IOC - Die große Thomas Bach Show
"Es ist anzunehmen, dass die Initialzündung direkt aus Bachs Umgebung kommt", sagte Thomas Kistner, Journalist bei der "Süddeutschen Zeitung", am Sonntag im Dlf. "Dass es dann so gemacht wird, wie es heute abgelaufen ist, fast wie eine Liebesgeschichte, ist dann das Ergebnis einer solchen Show, wenn sich ein paar Mitglieder zusammensetzen und so einen Plan aushecken."
Bach selbst sagte, er stehe hinter der Charta. "Das ist reines kokettieren", sagte Kistner. "Die IOC-Session ist das oberste Gremium. Die könnten sich auch einfach von den Stühlen erheben und anfangen zu klatschen und dann ist Bach praktisch im Amt bestätigt."
Das Bach mit seinem Vorhaben durchkommt, sieht Kistner als "faktisch besiegelt" an: "Von den Statuten her muss es natürlich noch durchgehen, aber das ist ein Selbstläufer."

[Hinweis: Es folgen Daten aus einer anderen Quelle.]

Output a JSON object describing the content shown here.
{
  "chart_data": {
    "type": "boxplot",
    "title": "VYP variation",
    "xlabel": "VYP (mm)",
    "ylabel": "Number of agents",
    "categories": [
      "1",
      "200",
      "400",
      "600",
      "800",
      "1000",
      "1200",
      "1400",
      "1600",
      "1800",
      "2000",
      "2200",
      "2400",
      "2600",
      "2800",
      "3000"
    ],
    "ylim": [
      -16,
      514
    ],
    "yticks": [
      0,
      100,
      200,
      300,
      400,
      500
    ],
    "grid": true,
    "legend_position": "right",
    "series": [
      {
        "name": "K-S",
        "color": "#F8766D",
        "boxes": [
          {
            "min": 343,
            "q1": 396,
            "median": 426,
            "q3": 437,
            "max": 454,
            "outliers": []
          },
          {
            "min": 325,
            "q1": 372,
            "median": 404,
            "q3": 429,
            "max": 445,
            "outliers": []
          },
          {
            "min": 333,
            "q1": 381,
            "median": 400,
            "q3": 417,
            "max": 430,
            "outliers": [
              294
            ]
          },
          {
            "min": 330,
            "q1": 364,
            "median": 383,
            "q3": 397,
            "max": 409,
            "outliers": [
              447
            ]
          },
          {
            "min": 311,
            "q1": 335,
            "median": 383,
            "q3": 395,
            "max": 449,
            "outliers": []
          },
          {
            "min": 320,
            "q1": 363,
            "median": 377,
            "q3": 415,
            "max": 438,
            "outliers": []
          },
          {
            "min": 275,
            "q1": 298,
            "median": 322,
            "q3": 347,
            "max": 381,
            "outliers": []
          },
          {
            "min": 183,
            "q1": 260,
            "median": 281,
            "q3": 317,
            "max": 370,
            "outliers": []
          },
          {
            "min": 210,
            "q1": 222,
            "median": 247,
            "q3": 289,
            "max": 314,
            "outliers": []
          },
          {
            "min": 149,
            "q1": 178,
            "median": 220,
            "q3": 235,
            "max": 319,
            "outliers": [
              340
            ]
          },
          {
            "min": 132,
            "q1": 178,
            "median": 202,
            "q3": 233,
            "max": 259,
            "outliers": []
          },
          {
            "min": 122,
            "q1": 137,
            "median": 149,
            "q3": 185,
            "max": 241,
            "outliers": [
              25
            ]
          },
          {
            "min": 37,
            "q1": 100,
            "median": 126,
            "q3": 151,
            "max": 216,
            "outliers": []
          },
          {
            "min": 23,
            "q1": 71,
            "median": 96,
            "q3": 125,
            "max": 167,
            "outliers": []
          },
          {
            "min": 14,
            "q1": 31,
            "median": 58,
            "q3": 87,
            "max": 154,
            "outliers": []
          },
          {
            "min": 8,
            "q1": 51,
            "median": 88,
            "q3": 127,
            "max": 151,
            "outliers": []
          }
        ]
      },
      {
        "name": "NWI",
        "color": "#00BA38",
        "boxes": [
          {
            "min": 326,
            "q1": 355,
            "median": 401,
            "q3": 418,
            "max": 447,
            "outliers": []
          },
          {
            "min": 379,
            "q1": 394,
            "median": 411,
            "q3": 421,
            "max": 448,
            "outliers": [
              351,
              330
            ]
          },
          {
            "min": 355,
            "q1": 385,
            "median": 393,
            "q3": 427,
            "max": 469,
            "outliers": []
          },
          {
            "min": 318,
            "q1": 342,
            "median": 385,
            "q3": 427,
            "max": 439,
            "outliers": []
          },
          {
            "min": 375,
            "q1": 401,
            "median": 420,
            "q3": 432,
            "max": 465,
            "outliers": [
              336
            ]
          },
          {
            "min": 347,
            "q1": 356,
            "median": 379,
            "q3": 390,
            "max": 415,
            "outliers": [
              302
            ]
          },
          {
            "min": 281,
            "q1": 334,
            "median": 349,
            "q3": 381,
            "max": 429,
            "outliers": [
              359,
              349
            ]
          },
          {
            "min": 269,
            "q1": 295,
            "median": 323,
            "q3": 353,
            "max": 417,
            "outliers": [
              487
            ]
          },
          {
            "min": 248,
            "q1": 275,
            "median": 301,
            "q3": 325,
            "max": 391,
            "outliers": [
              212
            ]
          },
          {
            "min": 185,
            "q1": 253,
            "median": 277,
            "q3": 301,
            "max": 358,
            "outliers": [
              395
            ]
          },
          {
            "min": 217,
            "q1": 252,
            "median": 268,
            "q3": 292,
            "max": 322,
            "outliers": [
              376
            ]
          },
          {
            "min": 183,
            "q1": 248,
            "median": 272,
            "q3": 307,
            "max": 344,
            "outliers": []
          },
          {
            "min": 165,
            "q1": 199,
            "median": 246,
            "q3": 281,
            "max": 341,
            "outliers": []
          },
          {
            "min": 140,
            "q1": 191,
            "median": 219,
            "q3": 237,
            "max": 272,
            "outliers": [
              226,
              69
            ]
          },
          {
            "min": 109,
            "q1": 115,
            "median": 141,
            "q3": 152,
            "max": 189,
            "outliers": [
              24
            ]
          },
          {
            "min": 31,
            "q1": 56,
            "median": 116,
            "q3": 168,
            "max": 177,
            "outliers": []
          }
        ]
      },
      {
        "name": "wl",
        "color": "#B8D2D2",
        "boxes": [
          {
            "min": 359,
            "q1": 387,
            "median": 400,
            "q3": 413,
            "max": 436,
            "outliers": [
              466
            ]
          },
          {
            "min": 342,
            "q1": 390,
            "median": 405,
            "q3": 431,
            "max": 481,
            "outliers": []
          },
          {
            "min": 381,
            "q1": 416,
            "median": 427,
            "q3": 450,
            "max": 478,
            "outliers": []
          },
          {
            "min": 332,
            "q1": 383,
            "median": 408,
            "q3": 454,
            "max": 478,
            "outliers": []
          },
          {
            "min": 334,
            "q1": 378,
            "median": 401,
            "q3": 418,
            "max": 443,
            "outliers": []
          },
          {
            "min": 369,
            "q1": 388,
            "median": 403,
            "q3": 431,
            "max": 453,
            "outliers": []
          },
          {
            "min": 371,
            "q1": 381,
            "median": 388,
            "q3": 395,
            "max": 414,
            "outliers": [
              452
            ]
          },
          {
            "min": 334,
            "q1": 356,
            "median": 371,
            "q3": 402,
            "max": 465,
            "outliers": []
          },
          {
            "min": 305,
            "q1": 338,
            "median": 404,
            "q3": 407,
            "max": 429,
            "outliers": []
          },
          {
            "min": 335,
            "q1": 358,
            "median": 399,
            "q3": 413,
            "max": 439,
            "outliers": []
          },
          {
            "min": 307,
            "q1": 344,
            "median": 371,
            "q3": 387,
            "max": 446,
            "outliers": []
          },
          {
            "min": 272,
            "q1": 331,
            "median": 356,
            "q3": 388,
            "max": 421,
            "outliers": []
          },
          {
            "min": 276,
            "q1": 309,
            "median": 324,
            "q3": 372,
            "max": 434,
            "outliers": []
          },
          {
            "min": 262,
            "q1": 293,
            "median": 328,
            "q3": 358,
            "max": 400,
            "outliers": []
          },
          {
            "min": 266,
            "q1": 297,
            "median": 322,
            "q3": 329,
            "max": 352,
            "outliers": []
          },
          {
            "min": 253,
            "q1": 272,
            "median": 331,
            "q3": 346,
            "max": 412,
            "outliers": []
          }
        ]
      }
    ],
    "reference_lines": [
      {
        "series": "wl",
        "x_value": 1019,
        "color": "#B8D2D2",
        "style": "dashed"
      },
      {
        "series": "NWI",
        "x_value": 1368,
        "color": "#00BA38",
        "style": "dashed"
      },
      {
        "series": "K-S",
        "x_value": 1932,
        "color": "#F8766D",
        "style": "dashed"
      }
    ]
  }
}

Selbst wenn Bach 2025 nicht mehr zur Wahl antreten würde, hätte eine Änderung der Charta Vorteile für ihn, sagte Kistner: "Er wird in den kommenden beiden Jahre kein Präsident im Niedergang sein, sondern hat alle Trümpfe in der Hand. Und wenn er nicht antritt, kann er aus dieser Postion der Stärke heraus sich selber aussuchen, wer sein Nachfolger oder seine Nachfolgerin sein wird. Wer auch immer das das sein wird, wird ein Präsident oder eine Präsidentin von Bachs Gnaden sein und mit einer langen To-Do-Liste belegt werden. Denn dafür muss es natürlich dann ein paar Rückspiele geben."